And what about the achievement gap? If it exists currently, with standards being different in every state, will uniform standards do anything to help us narrow the gap? In other words, if so many kids currently aren’t hitting the bar, and we raise it, are we prepared to help them aim even higher? I’m all for setting higher and more uniform goals and expectations, and agree that it isn’t fair, under the current system, for students in some states to excel in high school only to get to college and find out how ill-prepared they actually are. But I’m even more interested in how we are going to get our kids to attain these higher goals.
Granted, as Wilhoit suggests in the article, having the same national standards means companies that create textbooks and professional development programs could focus all their resources on developing and perfecting the best possible products to be used across the country. This will definitely help, but it just doesn’t seem like it will be nearly enough.
And of course, the question of assessment looms large. New standards will require new ways to gauge how well students measure up. And while I wish I could assume that performance-based assessments and demonstrations of mastery (e.g. portfolio based assessments and exhibitions—see previous post here) will be adopted nationwide, my guess is that revised standardized tests will be the assessment method of choice. So what then will we do with students/schools who don’t meet the standards?

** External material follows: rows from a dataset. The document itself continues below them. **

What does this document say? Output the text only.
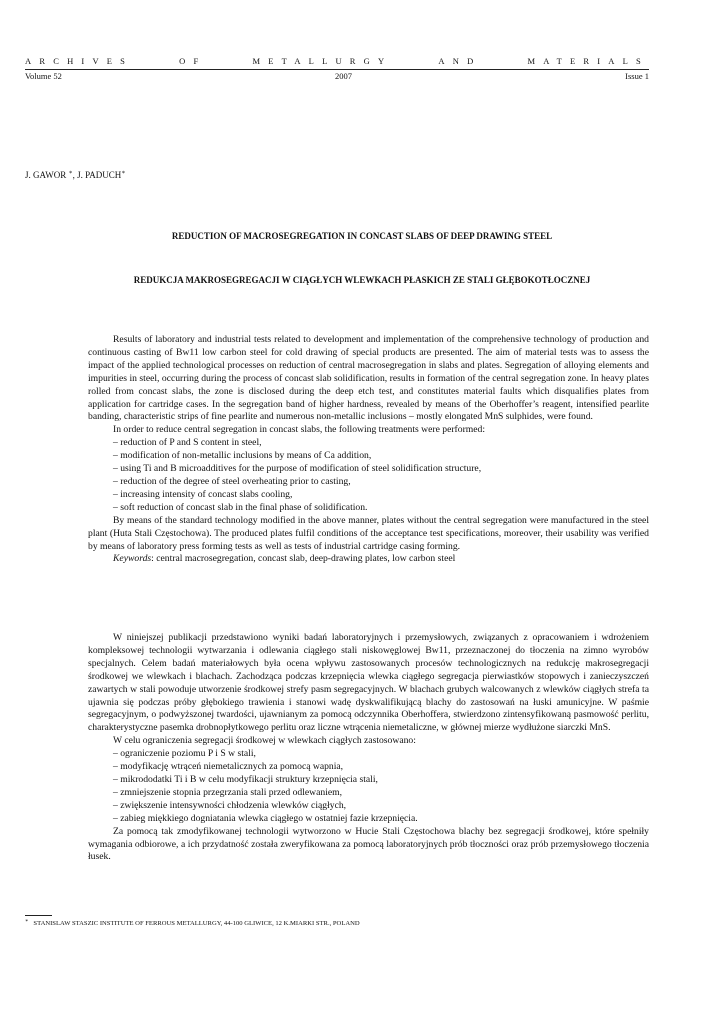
ARCHIVES	OF	METALLURGY	AND	MATERIALS
Volume 52	2007	Issue 1
J. GAWOR ∗, J. PADUCH∗
REDUCTION OF MACROSEGREGATION IN CONCAST SLABS OF DEEP DRAWING STEEL
REDUKCJA MAKROSEGREGACJI W CIĄGŁYCH WLEWKACH PŁASKICH ZE STALI GŁĘBOKOTŁOCZNEJ

Results of laboratory and industrial tests related to development and implementation of the comprehensive technology of production and continuous casting of Bw11 low carbon steel for cold drawing of special products are presented. The aim of material tests was to assess the impact of the applied technological processes on reduction of central macrosegregation in slabs and plates. Segregation of alloying elements and impurities in steel, occurring during the process of concast slab solidification, results in formation of the central segregation zone. In heavy plates rolled from concast slabs, the zone is disclosed during the deep etch test, and constitutes material faults which disqualifies plates from application for cartridge cases. In the segregation band of higher hardness, revealed by means of the Oberhoffer’s reagent, intensified pearlite banding, characteristic strips of fine pearlite and numerous non-metallic inclusions – mostly elongated MnS sulphides, were found.

In order to reduce central segregation in concast slabs, the following treatments were performed:

– reduction of P and S content in steel,

– modification of non-metallic inclusions by means of Ca addition,

– using Ti and B microadditives for the purpose of modification of steel solidification structure,

– reduction of the degree of steel overheating prior to casting,

– increasing intensity of concast slabs cooling,

– soft reduction of concast slab in the final phase of solidification.

By means of the standard technology modified in the above manner, plates without the central segregation were manufactured in the steel plant (Huta Stali Częstochowa). The produced plates fulfil conditions of the acceptance test specifications, moreover, their usability was verified by means of laboratory press forming tests as well as tests of industrial cartridge casing forming.

Keywords: central macrosegregation, concast slab, deep-drawing plates, low carbon steel

W niniejszej publikacji przedstawiono wyniki badań laboratoryjnych i przemysłowych, związanych z opracowaniem i wdrożeniem kompleksowej technologii wytwarzania i odlewania ciągłego stali niskowęglowej Bw11, przeznaczonej do tłoczenia na zimno wyrobów specjalnych. Celem badań materiałowych była ocena wpływu zastosowanych procesów technologicznych na redukcję makrosegregacji środkowej we wlewkach i blachach. Zachodząca podczas krzepnięcia wlewka ciągłego segregacja pierwiastków stopowych i zanieczyszczeń zawartych w stali powoduje utworzenie środkowej strefy pasm segregacyjnych. W blachach grubych walcowanych z wlewków ciągłych strefa ta ujawnia się podczas próby głębokiego trawienia i stanowi wadę dyskwalifikującą blachy do zastosowań na łuski amunicyjne. W paśmie segregacyjnym, o podwyższonej twardości, ujawnianym za pomocą odczynnika Oberhoffera, stwierdzono zintensyfikowaną pasmowość perlitu, charakterystyczne pasemka drobnopłytkowego perlitu oraz liczne wtrącenia niemetaliczne, w głównej mierze wydłużone siarczki MnS.

W celu ograniczenia segregacji środkowej w wlewkach ciągłych zastosowano:

– ograniczenie poziomu P i S w stali,

– modyfikację wtrąceń niemetalicznych za pomocą wapnia,

– mikrododatki Ti i B w celu modyfikacji struktury krzepnięcia stali,

– zmniejszenie stopnia przegrzania stali przed odlewaniem,

– zwiększenie intensywności chłodzenia wlewków ciągłych,

– zabieg miękkiego dogniatania wlewka ciągłego w ostatniej fazie krzepnięcia.

Za pomocą tak zmodyfikowanej technologii wytworzono w Hucie Stali Częstochowa blachy bez segregacji środkowej, które spełniły wymagania odbiorowe, a ich przydatność została zweryfikowana za pomocą laboratoryjnych prób tłoczności oraz prób przemysłowego tłoczenia łusek.

∗ STANISLAW STASZIC INSTITUTE OF FERROUS METALLURGY, 44-100 GLIWICE, 12 K.MIARKI STR., POLAND
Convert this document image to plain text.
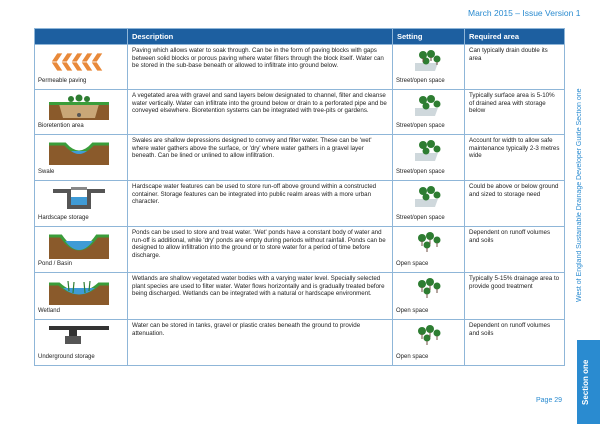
March 2015 – Issue Version 1
West of England Sustainable Drainage Developer Guide Section one
Section one
Page 29
	Description	Setting	Required area

Permeable paving	Paving which allows water to soak through. Can be in the form of paving blocks with gaps between solid blocks or porous paving where water filters through the block itself. Water can be stored in the sub-base beneath or allowed to infiltrate into ground below.	Street/open space	Can typically drain double its area

Bioretention area	A vegetated area with gravel and sand layers below designated to channel, filter and cleanse water vertically. Water can infiltrate into the ground below or drain to a perforated pipe and be conveyed elsewhere. Bioretention systems can be integrated with tree-pits or gardens.	Street/open space	Typically surface area is 5-10% of drained area with storage below

Swale	Swales are shallow depressions designed to convey and filter water. These can be 'wet' where water gathers above the surface, or 'dry' where water gathers in a gravel layer beneath. Can be lined or unlined to allow infiltration.	Street/open space	Account for width to allow safe maintenance typically 2-3 metres wide

Hardscape storage	Hardscape water features can be used to store run-off above ground within a constructed container. Storage features can be integrated into public realm areas with a more urban character.	Street/open space	Could be above or below ground and sized to storage need

Pond / Basin	Ponds can be used to store and treat water. 'Wet' ponds have a constant body of water and run-off is additional, while 'dry' ponds are empty during periods without rainfall. Ponds can be designed to allow infiltration into the ground or to store water for a period of time before discharge.	Open space	Dependent on runoff volumes and soils

Wetland	Wetlands are shallow vegetated water bodies with a varying water level. Specially selected plant species are used to filter water. Water flows horizontally and is gradually treated before being discharged. Wetlands can be integrated with a natural or hardscape environment.	Open space	Typically 5-15% drainage area to provide good treatment

Underground storage	Water can be stored in tanks, gravel or plastic crates beneath the ground to provide attenuation.	Open space	Dependent on runoff volumes and soils
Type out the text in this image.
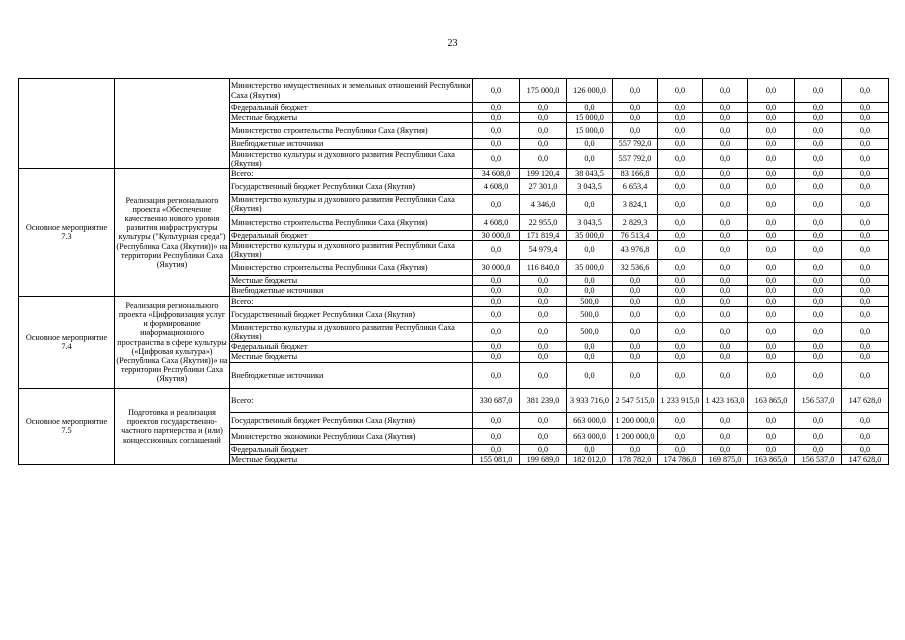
23
		Министерство имущественных и земельных отношений Республики Саха (Якутия)	0,0	175 000,0	126 000,0	0,0	0,0	0,0	0,0	0,0	0,0
		Федеральный бюджет	0,0	0,0	0,0	0,0	0,0	0,0	0,0	0,0	0,0
		Местные бюджеты	0,0	0,0	15 000,0	0,0	0,0	0,0	0,0	0,0	0,0
		Министерство строительства Республики Саха (Якутия)	0,0	0,0	15 000,0	0,0	0,0	0,0	0,0	0,0	0,0
		Внебюджетные источники	0,0	0,0	0,0	557 792,0	0,0	0,0	0,0	0,0	0,0
		Министерство культуры и духовного развития Республики Саха (Якутия)	0,0	0,0	0,0	557 792,0	0,0	0,0	0,0	0,0	0,0
Основное мероприятие 7.3	Реализация регионального проекта «Обеспечение качественно нового уровня развития инфраструктуры культуры ("Культурная среда") (Республика Саха (Якутия))» на территории Республики Саха (Якутия)	Всего:	34 608,0	199 120,4	38 043,5	83 166,8	0,0	0,0	0,0	0,0	0,0
		Государственный бюджет Республики Саха (Якутия)	4 608,0	27 301,0	3 043,5	6 653,4	0,0	0,0	0,0	0,0	0,0
		Министерство культуры и духовного развития Республики Саха (Якутия)	0,0	4 346,0	0,0	3 824,1	0,0	0,0	0,0	0,0	0,0
		Министерство строительства Республики Саха (Якутия)	4 608,0	22 955,0	3 043,5	2 829,3	0,0	0,0	0,0	0,0	0,0
		Федеральный бюджет	30 000,0	171 819,4	35 000,0	76 513,4	0,0	0,0	0,0	0,0	0,0
		Министерство культуры и духовного развития Республики Саха (Якутия)	0,0	54 979,4	0,0	43 976,8	0,0	0,0	0,0	0,0	0,0
		Министерство строительства Республики Саха (Якутия)	30 000,0	116 840,0	35 000,0	32 536,6	0,0	0,0	0,0	0,0	0,0
		Местные бюджеты	0,0	0,0	0,0	0,0	0,0	0,0	0,0	0,0	0,0
		Внебюджетные источники	0,0	0,0	0,0	0,0	0,0	0,0	0,0	0,0	0,0
Основное мероприятие 7.4	Реализация регионального проекта «Цифровизация услуг и формирование информационного пространства в сфере культуры («Цифровая культура») (Республика Саха (Якутия))» на территории Республики Саха (Якутия)	Всего:	0,0	0,0	500,0	0,0	0,0	0,0	0,0	0,0	0,0
		Государственный бюджет Республики Саха (Якутия)	0,0	0,0	500,0	0,0	0,0	0,0	0,0	0,0	0,0
		Министерство культуры и духовного развития Республики Саха (Якутия)	0,0	0,0	500,0	0,0	0,0	0,0	0,0	0,0	0,0
		Федеральный бюджет	0,0	0,0	0,0	0,0	0,0	0,0	0,0	0,0	0,0
		Местные бюджеты	0,0	0,0	0,0	0,0	0,0	0,0	0,0	0,0	0,0
		Внебюджетные источники	0,0	0,0	0,0	0,0	0,0	0,0	0,0	0,0	0,0
Основное мероприятие 7.5	Подготовка и реализация проектов государственно-частного партнерства и (или) концессионных соглашений	Всего:	330 687,0	381 239,0	3 933 716,0	2 547 515,0	1 233 915,0	1 423 163,0	163 865,0	156 537,0	147 628,0
		Государственный бюджет Республики Саха (Якутия)	0,0	0,0	663 000,0	1 200 000,0	0,0	0,0	0,0	0,0	0,0
		Министерство экономики Республики Саха (Якутия)	0,0	0,0	663 000,0	1 200 000,0	0,0	0,0	0,0	0,0	0,0
		Федеральный бюджет	0,0	0,0	0,0	0,0	0,0	0,0	0,0	0,0	0,0
		Местные бюджеты	155 081,0	199 689,0	182 012,0	178 782,0	174 786,0	169 875,0	163 865,0	156 537,0	147 628,0
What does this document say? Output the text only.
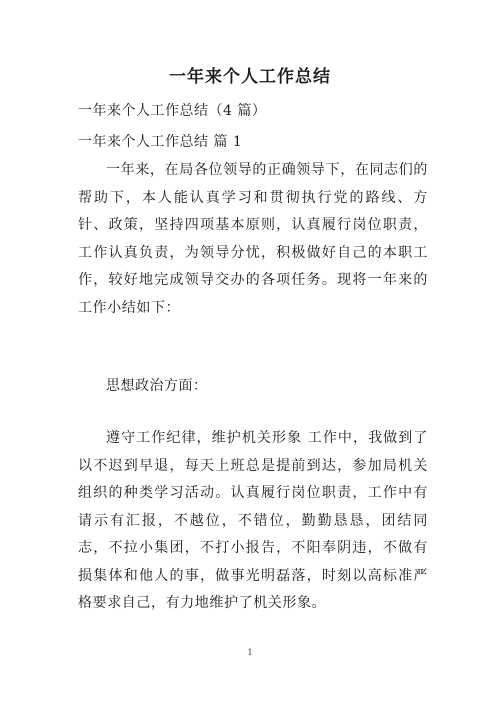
一年来个人工作总结
一年来个人工作总结（4 篇）
一年来个人工作总结 篇 1

一年来，在局各位领导的正确领导下，在同志们的帮助下，本人能认真学习和贯彻执行党的路线、方针、政策，坚持四项基本原则，认真履行岗位职责，工作认真负责，为领导分忧，积极做好自己的本职工作，较好地完成领导交办的各项任务。现将一年来的工作小结如下：

思想政治方面：

遵守工作纪律，维护机关形象 工作中，我做到了以不迟到早退，每天上班总是提前到达，参加局机关组织的种类学习活动。认真履行岗位职责，工作中有请示有汇报，不越位，不错位，勤勤恳恳，团结同志，不拉小集团，不打小报告，不阳奉阴违，不做有损集体和他人的事，做事光明磊落，时刻以高标准严格要求自己，有力地维护了机关形象。

1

But I suppose I’m getting ahead of myself. First, we need to come up with world-class standards that all (or at least most) states can agree with. (A tall order in and of itself). Then we need to figure out how to align curriculum, instruction and assessments with these standards in ways that will enable teachers to guide students to mastery (hopefully with no drill and kill test prep!) Not going to be easy. As Arne Duncan says:
This is the beginning of a new day for education in our country…A lot of hard work is ahead of us. But this is a huge step in a direction that would have been unimaginable just a year or two ago.